Caccia F-35. Nessuna penale se l'Italia si ritira

La scoperta di "Altreconomia". Cade la principale obiezione alla sospensione del progetto


La spesa per i 130 cacciabombardieri da 133 milioni l’uno non è stata messa in discussione, nonostante una campagna di tre anni che ne ha rivelato i difetti.
Quello dei cacciabombardieri d’attacco Joint Strike Fighter F-35 è il programma militare più costoso della storia, guidato dagli Stati Uniti in compartecipazione con altri 8 Paesi, tra cui l’Italia: dovremmo iniziare ad acquistare aerei nel 2012 (4 esemplari) per finire nel 2023 (10 esemplari con picco di 13 aerei tra il 2016 e il 2018). Si tratta, per noi italiani, di almeno 15 miliardi di euro, che sarebbero potuti andare più utilmente al welfare. Rinunciare alla spesa e pagere le penali costerebbe ancora più di quel che si rispariemerebbe, era il mantra dei "benaltristi". Invece si è scoperto che sugli F-35 non è prevista nessuna penale in caso di ritiro dal programma.

La scoperta è stata fatta da Altreconomia che in un'inchiesta firmata da Francesco Vignarca sul numero in uscita dimostra come dai documenti si evince che l’uscita del nostro Paese dal programma non comporterebbe oneri ulteriori rispetto a quelli già stanziati e pagati per la fase di sviluppo e quella di pre-industrializzazione (il totale degli oneri già determinati a carico del contribuente italiano per il programma F-35 ammonta a 2,7 miliardi di euro).

Lo prevede l’accordo fra i Paesi compartecipanti sottoscritto anche dall’Italia il 7 febbraio del 2007: l’ultimo aggiornamento ufficiale del “Memorandum of understanding” di fine 2009 sarà scaricabile dal sito altreconomia.it.

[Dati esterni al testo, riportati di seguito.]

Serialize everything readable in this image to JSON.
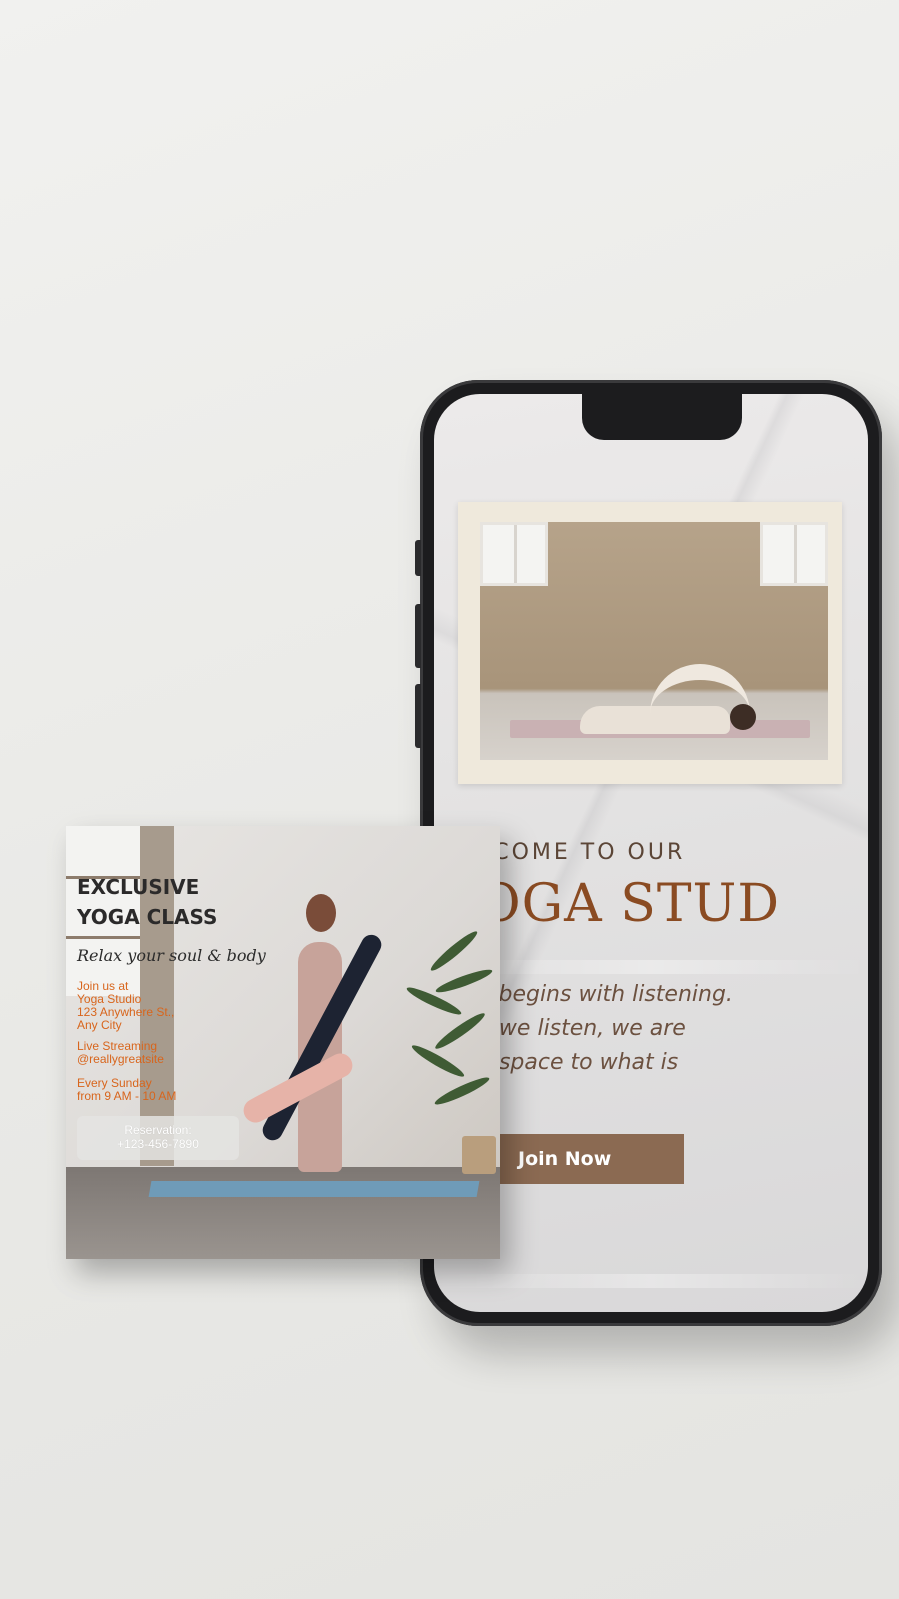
{
  "phone": {
    "welcome_text": "LCOME TO OUR",
    "studio_title": "OGA STUD",
    "tagline_lines": [
      "a begins with listening.",
      "n we listen, we are",
      "g space to what is"
    ],
    "join_button_label": "Join Now"
  },
  "poster": {
    "title_line1": "EXCLUSIVE",
    "title_line2": "YOGA CLASS",
    "script_text": "Relax your soul & body",
    "address": [
      "Join us at",
      "Yoga Studio",
      "123 Anywhere St.,",
      "Any City"
    ],
    "streaming": [
      "Live Streaming",
      "@reallygreatsite"
    ],
    "schedule": [
      "Every Sunday",
      "from 9 AM - 10 AM"
    ],
    "reservation": [
      "Reservation:",
      "+123-456-7890"
    ]
  },
  "colors": {
    "accent_brown": "#8a4b22",
    "button_brown": "#8b6a52",
    "poster_orange": "#d8651c"
  }
}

Secondo i documenti la cifra massima che l’Italia potrebbe pagare oggi, ritirandosi dal progetto, sarebbe di 904 milioni di euro. Niente di più, in caso di ritiro prima di un qualsiasi contratto di acquisto dei velivoli. Il Governo italiano potrebbe quindi decidere senza penali di non procedere all'acquisto dei 131 caccia ipotizzati.

Norvegia, Canada, Australia e Turchia hanno di recente messo in discussione la loro partecipazione al programma, in qualche caso arrivando a una vera e propria sospensione mentre lo stesso Pentagono ha espresso forte preoccupazione per i problemi tecnici, i ritardi e costi crescenti a dismisura di un progetto che avrebbe dovuto essere già a pieno regime.

È stato l’attuale ministro della Difesa Di Paola (allora Segretario generale per la Difesa e gli Armamenti) a firmare, con una cerimonia a Washington nel giugno 2002, il primo accordo da un miliardo di euro per la partecipazione italiana al programma nella sua fase iniziale SDD.